I've seen people handle Apache httpd.conf files similarly and also found them more difficult to work with. Some of this is just personal preference.

If using a standard postgresql.conf file, you can always 'grep -v ^# |grep .' if you're having trouble seeing what's changed, though I haven't needed to do that.

Robert also mentioned the value of setting up automatic email notification of changes from Git, which I heartily second. That's almost as valuable as having version control in the first place.

Greg Sabino Mullane said...

Jon: I just can't ever recommend leaving them inline. It's just too confusing. When you come across "#foo = bar" what does that mean foo currently is? Was bar the original default value? Was it changed and then commented out? Does it appear later on in the file with a different value? That grep solution also shows all the somewhat useless values such as lc_monetary as well as a bunch of comment-only lines.

I agree about the automatic git notification. In addition to that, check_postgres has a simple action that notifies you when *something* has changed. It's a crude tool, but proof against change but not commit.

Jon Jensen said...

"When you come across "#foo = bar" what does that mean foo currently is? Was bar the original default value? Was it changed and then commented out?"

-- You're right that the default file comments don't answer those questions, but neither does the format you propose, or a file devoid of comments. Comments are comments, and not to be 100% trusted. But they're still useful, at least to many of us.

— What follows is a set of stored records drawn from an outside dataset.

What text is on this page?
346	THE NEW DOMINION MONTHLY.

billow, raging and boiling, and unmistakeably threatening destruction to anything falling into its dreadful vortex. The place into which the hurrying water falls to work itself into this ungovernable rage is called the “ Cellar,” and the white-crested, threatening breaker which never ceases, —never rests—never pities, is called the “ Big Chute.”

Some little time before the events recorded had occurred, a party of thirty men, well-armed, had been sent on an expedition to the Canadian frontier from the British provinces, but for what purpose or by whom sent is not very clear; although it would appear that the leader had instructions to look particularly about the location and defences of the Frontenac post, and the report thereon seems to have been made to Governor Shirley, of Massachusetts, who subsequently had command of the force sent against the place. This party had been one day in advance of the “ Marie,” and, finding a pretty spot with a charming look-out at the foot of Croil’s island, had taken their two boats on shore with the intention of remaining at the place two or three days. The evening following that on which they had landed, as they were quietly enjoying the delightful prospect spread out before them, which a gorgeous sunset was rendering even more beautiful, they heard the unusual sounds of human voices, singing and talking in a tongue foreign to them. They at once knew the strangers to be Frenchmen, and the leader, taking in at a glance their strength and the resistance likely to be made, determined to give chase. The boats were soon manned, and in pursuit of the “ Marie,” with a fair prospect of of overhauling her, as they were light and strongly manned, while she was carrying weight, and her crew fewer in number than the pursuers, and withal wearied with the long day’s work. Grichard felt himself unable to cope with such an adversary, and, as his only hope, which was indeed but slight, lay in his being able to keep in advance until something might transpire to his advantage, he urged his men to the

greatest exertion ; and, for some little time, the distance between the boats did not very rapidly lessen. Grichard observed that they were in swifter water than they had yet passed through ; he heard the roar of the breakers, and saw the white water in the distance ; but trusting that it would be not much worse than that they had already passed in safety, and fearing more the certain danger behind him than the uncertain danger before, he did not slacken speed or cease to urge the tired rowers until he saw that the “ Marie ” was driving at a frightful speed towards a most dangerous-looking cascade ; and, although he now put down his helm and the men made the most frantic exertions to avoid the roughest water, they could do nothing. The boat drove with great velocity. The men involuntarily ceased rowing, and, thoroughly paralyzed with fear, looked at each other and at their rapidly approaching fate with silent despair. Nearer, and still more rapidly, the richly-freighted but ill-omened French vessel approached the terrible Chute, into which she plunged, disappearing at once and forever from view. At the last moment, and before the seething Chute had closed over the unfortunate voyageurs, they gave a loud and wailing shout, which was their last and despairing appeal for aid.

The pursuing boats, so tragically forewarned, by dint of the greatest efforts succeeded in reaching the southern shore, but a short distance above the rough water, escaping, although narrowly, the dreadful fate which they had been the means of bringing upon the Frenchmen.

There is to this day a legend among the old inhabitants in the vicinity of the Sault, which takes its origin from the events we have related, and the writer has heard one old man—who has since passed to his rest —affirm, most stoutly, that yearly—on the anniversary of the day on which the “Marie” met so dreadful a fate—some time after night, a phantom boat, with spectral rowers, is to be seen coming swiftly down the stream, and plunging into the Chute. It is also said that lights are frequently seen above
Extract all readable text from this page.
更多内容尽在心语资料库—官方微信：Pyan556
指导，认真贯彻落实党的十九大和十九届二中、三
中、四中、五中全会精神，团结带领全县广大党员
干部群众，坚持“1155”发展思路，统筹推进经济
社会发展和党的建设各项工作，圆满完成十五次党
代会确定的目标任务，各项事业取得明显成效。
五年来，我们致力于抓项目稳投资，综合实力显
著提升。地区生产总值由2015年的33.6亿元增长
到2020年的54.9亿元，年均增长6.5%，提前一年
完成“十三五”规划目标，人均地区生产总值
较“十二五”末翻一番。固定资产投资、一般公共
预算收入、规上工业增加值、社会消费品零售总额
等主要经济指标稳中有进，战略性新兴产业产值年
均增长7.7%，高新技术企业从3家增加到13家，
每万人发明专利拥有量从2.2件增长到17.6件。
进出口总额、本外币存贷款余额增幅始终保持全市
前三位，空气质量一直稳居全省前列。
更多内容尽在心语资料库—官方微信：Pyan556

As I said, I haven't had to grep to get clarity, but if you want that, this one works better:

grep -v ^# postgresql.conf | egrep '^\S'

Using check_postgres to report on file changes is a great idea. Git commit notifications are helpful too but changes not done that way are probably even more important to report on!

mage2k said...

On adding/changing values in postgresql.conf: If you manage a lot of postgres servers, I find it useful to make the last line an include directive with the rest being defaults used by most servers and any custom values and/or overrides going in the include file. That makes it very easy to see at a glance what's different about *this* server simply by looking at the include'd config file.